Farmsteads of the peasant
baroque
The village consists of 23 listed exhibition homesteads
with a total of 120 buildings, which form a comprehensive monument
complex, including barns, barns, barns, exchanges, granaries, gates
and various fences. The homesteads are spread around the perimeter
of a large rectangular square measuring approximately 210 × 70
meters.
There is an almost 100% preserved system of sorting
individual homesteads with gabled facades of residential houses and
granaries, connected by enclosing walls with gates and arched
entrances to the square.

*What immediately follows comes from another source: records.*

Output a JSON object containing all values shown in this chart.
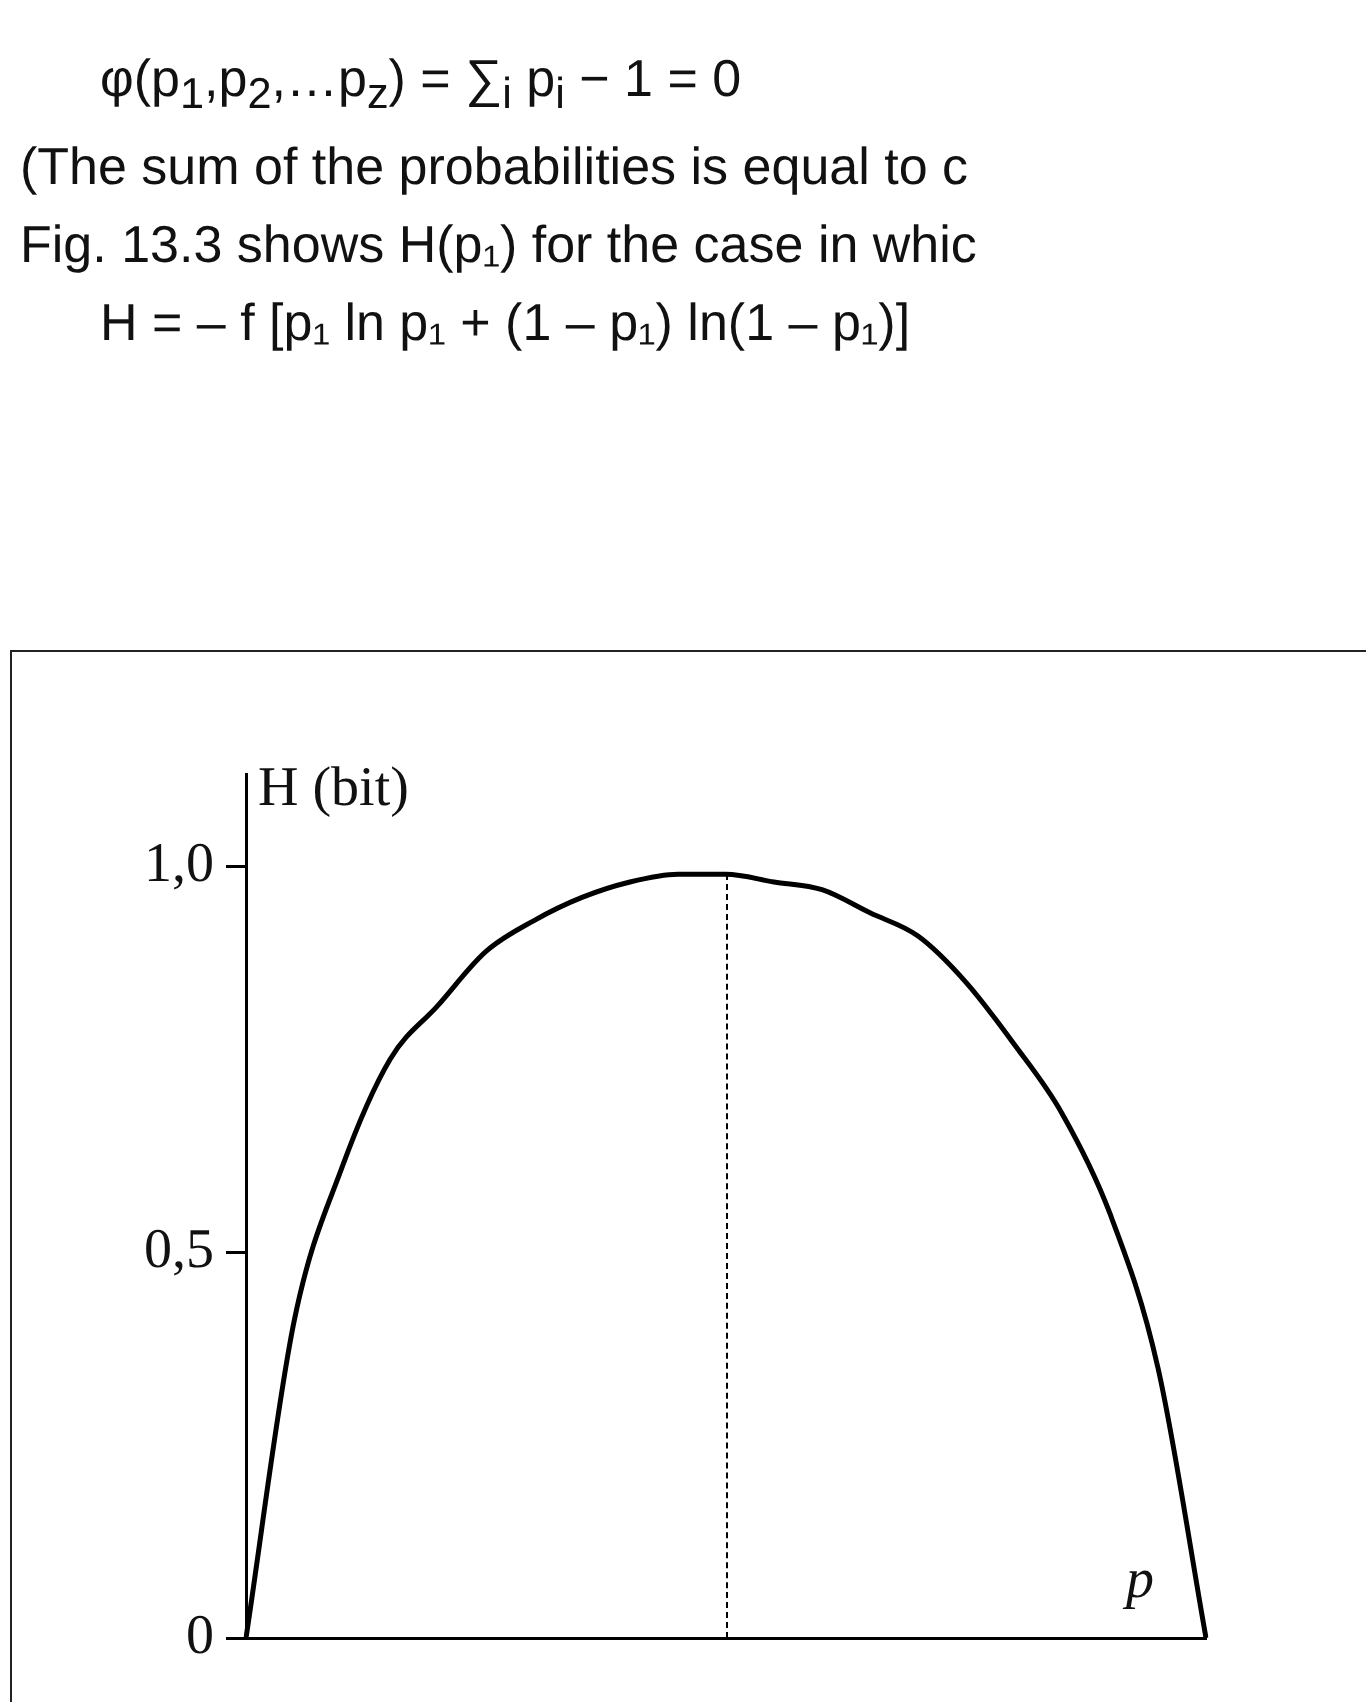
{
  "chart_data": {
    "type": "line",
    "ylabel": "H (bit)",
    "xlabel": "p",
    "annotations": [
      "φ(p$_{1}$,p$_{2}$,…p$_{z}$) = ∑$_{i}$ p$_{i}$ − 1 = 0",
      "(The sum of the probabilities is equal to c",
      "Fig. 13.3 shows H(p₁) for the case in whic",
      "H = – f [p₁ ln p₁ + (1 – p₁) ln(1 – p₁)]"
    ],
    "categories": [
      null,
      null,
      null,
      null,
      null,
      null,
      null,
      null,
      null,
      null,
      null,
      null,
      null,
      null,
      null,
      null,
      null,
      null,
      null,
      null,
      null
    ],
    "series": [
      {
        "color": "#000000",
        "values": [
          0,
          0.41,
          0.61,
          0.75,
          0.82,
          0.89,
          0.93,
          0.96,
          0.98,
          0.99,
          0.99,
          0.98,
          0.97,
          0.94,
          0.91,
          0.85,
          0.77,
          0.68,
          0.55,
          0.35,
          0
        ]
      }
    ],
    "ylim": [
      0,
      1.12
    ],
    "yticks": [
      {
        "value": 0,
        "label": "0"
      },
      {
        "value": 0.5,
        "label": "0,5"
      },
      {
        "value": 1,
        "label": "1,0"
      }
    ],
    "tick_labels": "y",
    "grid": false,
    "legend": false,
    "marker": "none",
    "line_style": "solid"
  }
}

The arrangement together with the preserved
stucco decor of the so-called folk or rural baroque on most of the
facade gives the whole settlement a unique atmosphere and
expression. It introduces the visitor to the environment of a
village mansion, as it was shaped by a complex architectural and
artistic development in the second half of the 19th century.
Other constructions
There are several other buildings around the
large rectangular square that are not registered as immovable
cultural monuments, such as the former municipal school, which now
serves as an information center. Outside the border of the monument
reserve lies a small center of agricultural production, part of the
area is rented by a private production of wood fuel. Newer buildings
from the 20th century are oriented on the northeastern edge of the
village outside the historic center.
In a meadow above the
southeastern edge of the village, a local citizen, Václav Jílek,
built a modern kromlech called the Holašovice Circle (a stone circle
with a diameter of 30 m out of 25 boulders of various shapes and
sizes). In 2011, he built a dolmen near three four-meter and
eight-ton boulders near it, on which a flat stone lies like a roof.
The boulders are granite and come from the quarry in Blatná. The
ceremonial opening of the dolmen took place on June 25, 2011 and a
flat stone forming the roof was placed next to it.